0
# olaylar hakkındaki bazı gerçekler veya en azından farklı bir bakış açısından görünüm için:
30.yilinda maraş katliami ve tersyüz edilen gerçekler!
birol cevizoğlu
şimdi birlikte bir zaman yolculuğuna çıkıp “keşke yaşanmasaydı” dediğimiz o günlere bir bakalım. unutulmamalıdır ki o günlerde sscb gizli servisi kgb başta olmak üzere çin, arnavutluk, bulgaristan ve diğer komünist blok ülkelerinin gizli servisleri ülkemizde cinayetler işleyip, büyük provokasyonlara imza atmaktaydılar.
bu büyük iç savaş provalarından ilki belki de “malatya olayları” diye bilinen, malatya’da chp’nin 52 yıllık iktidarını yıkarak 11 aralık 1977’de belediye başkanı seçilen hamit fendoğlu’nun, 17 nisan 1978’de gelini ve torunları bozkurt ve mehmet ile birlikte şehit edilmesi olayıdır. diğer olaylarda olduğu gibi “hamido”nun da şehit edilmesi olayına bir ülkücü fail bulunması gerekiyordu. aranan fail ülkü ocakları derneği (üod) eski genel başkanı muharrem şemsek’ti!

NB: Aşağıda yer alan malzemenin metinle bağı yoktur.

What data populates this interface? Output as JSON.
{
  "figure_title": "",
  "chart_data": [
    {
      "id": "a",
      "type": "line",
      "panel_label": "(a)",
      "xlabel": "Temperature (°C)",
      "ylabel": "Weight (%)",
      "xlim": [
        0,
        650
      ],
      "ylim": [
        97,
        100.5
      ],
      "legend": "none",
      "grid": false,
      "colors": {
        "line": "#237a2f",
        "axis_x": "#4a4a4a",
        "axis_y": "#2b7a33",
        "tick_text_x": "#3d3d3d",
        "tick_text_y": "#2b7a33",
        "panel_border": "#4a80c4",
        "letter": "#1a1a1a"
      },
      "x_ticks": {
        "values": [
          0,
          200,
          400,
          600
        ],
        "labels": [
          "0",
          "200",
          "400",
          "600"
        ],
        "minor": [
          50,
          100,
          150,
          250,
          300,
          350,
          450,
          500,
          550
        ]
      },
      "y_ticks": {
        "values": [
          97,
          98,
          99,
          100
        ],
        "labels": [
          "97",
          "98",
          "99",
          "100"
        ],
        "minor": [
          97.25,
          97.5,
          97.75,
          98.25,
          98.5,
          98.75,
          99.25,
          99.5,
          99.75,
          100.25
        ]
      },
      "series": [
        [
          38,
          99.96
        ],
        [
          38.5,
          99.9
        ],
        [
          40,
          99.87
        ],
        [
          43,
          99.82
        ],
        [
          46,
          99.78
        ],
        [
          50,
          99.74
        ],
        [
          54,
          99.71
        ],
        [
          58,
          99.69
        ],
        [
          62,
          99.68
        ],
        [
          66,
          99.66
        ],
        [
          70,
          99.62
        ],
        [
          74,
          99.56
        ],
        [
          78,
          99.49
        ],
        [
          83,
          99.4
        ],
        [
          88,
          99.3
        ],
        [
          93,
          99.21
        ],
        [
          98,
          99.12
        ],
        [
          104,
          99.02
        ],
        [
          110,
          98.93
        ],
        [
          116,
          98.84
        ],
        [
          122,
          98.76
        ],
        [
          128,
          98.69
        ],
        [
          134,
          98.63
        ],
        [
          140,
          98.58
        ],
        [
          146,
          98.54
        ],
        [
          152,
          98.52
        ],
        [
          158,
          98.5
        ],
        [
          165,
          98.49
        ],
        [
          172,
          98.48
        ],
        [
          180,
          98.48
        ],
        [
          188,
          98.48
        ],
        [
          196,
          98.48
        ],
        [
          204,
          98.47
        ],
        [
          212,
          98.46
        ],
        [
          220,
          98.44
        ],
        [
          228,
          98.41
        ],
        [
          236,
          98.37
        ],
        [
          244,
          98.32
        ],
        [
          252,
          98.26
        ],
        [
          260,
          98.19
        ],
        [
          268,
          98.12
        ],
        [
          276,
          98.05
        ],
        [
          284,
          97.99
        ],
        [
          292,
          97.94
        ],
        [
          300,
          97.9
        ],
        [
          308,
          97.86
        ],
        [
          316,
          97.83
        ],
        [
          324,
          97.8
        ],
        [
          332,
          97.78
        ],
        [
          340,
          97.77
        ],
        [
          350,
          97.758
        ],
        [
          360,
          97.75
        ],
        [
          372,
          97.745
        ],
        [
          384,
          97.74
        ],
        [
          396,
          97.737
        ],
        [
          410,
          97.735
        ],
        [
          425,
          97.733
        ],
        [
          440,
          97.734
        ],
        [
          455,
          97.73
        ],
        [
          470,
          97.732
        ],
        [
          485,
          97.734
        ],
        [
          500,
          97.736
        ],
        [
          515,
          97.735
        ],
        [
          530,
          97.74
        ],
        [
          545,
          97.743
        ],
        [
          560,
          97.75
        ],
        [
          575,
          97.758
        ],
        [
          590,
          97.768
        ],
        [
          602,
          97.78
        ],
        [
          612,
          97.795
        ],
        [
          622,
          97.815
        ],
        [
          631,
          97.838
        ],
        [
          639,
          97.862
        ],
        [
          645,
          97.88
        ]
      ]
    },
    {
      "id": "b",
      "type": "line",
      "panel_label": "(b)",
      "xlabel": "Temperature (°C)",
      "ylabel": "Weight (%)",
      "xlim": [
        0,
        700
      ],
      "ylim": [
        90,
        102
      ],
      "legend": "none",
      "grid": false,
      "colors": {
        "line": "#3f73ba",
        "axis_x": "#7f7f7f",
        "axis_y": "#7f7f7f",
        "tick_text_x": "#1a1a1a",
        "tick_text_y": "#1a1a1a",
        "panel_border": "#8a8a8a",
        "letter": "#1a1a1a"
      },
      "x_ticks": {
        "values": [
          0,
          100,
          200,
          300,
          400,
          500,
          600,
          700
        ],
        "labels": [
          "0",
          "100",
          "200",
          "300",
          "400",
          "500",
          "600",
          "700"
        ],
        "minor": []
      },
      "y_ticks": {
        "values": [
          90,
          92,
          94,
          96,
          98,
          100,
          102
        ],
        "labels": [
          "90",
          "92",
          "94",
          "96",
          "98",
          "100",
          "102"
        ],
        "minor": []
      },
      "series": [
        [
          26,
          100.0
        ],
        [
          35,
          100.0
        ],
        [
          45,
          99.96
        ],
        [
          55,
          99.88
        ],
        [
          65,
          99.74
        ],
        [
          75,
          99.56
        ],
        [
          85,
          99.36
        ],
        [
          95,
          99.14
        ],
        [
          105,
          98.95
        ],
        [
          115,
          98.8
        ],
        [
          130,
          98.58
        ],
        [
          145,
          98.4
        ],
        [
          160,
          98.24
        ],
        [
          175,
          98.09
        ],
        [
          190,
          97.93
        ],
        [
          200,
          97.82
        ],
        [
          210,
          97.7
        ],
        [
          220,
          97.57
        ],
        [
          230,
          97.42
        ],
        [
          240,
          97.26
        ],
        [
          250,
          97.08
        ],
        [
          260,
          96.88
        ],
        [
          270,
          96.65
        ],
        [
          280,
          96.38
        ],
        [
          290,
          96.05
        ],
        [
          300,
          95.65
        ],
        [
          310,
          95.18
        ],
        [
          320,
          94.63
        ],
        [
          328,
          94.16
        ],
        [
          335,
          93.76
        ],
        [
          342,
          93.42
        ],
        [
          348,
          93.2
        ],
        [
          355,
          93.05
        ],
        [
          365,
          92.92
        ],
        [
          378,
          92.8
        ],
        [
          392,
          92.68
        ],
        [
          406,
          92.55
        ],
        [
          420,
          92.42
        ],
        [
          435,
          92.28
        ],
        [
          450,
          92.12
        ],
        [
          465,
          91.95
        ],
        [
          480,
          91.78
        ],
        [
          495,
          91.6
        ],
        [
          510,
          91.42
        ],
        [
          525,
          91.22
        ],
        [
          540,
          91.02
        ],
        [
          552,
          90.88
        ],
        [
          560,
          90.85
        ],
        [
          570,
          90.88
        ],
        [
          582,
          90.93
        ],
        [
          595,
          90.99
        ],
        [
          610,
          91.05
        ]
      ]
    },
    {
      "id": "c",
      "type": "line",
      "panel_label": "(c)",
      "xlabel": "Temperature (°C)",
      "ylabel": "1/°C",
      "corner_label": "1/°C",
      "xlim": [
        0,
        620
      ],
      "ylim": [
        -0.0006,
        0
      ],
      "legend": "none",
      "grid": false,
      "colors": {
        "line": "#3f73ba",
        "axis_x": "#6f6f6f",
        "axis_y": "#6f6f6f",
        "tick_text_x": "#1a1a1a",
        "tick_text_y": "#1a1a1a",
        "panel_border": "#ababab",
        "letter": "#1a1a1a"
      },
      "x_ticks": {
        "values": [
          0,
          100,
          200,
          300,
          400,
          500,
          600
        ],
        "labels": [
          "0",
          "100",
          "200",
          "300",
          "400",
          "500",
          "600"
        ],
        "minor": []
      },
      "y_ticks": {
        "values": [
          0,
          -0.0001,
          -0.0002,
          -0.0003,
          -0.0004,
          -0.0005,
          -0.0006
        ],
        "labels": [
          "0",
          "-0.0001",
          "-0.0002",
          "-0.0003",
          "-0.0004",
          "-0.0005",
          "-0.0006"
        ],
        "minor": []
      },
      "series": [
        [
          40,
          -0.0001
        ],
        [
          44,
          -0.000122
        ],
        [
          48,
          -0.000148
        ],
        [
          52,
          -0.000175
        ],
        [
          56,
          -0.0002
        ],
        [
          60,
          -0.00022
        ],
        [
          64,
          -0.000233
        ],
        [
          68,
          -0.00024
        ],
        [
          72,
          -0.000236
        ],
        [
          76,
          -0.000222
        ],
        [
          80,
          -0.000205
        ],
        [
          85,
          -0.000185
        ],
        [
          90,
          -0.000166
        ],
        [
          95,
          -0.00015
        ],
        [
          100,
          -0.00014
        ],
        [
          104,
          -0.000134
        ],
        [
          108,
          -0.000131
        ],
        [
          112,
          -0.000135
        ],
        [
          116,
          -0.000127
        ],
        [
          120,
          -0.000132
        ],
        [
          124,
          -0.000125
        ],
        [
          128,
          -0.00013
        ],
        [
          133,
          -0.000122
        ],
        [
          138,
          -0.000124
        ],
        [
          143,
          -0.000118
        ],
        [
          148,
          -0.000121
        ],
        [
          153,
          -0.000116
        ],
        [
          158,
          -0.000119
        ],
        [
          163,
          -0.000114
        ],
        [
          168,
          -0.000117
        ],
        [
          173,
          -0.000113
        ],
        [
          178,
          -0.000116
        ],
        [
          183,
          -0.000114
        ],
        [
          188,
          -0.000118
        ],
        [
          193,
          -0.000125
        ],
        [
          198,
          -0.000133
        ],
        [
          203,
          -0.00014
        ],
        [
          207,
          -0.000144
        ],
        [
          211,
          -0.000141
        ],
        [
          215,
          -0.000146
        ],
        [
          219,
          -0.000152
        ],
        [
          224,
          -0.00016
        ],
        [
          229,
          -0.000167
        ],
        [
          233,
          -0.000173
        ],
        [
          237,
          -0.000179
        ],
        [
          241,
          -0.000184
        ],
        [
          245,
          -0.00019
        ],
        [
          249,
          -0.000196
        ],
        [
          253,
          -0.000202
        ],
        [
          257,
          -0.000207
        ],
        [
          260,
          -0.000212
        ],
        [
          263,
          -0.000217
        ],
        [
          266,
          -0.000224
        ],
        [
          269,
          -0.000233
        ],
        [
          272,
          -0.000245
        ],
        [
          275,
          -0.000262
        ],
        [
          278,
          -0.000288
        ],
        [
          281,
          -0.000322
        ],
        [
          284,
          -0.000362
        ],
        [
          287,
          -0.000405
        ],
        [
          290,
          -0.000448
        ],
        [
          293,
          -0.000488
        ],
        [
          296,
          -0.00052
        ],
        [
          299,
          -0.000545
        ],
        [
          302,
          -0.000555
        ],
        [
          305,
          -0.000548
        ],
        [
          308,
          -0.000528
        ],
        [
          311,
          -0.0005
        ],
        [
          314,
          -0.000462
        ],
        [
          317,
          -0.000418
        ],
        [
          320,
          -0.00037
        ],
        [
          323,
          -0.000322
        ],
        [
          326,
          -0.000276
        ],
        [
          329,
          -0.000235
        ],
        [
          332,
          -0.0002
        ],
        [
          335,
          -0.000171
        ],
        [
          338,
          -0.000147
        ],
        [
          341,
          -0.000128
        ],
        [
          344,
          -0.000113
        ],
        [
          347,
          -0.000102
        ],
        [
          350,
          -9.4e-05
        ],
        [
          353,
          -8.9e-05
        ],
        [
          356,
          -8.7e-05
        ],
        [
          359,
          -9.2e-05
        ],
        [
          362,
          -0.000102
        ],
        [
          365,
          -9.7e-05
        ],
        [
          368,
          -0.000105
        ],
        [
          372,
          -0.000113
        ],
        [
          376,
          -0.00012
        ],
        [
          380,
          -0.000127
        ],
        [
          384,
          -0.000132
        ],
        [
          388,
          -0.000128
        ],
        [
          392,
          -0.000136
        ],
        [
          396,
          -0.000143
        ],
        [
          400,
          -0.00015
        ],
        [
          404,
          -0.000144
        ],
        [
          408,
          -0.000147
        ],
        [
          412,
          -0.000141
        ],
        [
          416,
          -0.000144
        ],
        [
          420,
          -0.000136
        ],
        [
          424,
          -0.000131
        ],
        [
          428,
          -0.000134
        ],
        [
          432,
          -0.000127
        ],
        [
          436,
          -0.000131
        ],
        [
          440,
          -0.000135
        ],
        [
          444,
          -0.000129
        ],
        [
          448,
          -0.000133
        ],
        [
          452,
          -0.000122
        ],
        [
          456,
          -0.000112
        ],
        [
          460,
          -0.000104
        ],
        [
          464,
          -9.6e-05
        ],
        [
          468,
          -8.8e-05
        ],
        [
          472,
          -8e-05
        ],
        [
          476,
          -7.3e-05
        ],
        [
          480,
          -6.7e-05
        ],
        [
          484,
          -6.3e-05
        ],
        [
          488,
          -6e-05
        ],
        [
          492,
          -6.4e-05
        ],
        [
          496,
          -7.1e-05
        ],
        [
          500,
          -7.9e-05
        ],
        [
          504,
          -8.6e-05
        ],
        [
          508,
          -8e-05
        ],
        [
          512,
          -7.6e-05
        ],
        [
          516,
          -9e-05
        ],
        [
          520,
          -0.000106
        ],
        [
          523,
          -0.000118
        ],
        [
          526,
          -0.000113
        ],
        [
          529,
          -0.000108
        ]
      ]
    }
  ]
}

oysa bunların hepsi bir yalan ve büyük bir oyunun parçası idi. bugün olduğu gibi o günlerde de türkiye başta kgb olmak üzere cia ve mossad’ın eylem ve cinayet işleme alanı haline gelmişti. bu olay da bunların işiydi. bu servislerin satın aldığı hainler vasıtasıyla gerçekleştirilen katliamlar toplumsal hayatımızda derin yaraların açılmasına sebep oluyordu. muharrem şemsek’in suçsuzluğu kısa sürede anlaşılacaktı ama karanlık kişiler amaçlarına ulaşıp, çıkan olaylarda masum insanlar hayatlarını kaybettikten sonra...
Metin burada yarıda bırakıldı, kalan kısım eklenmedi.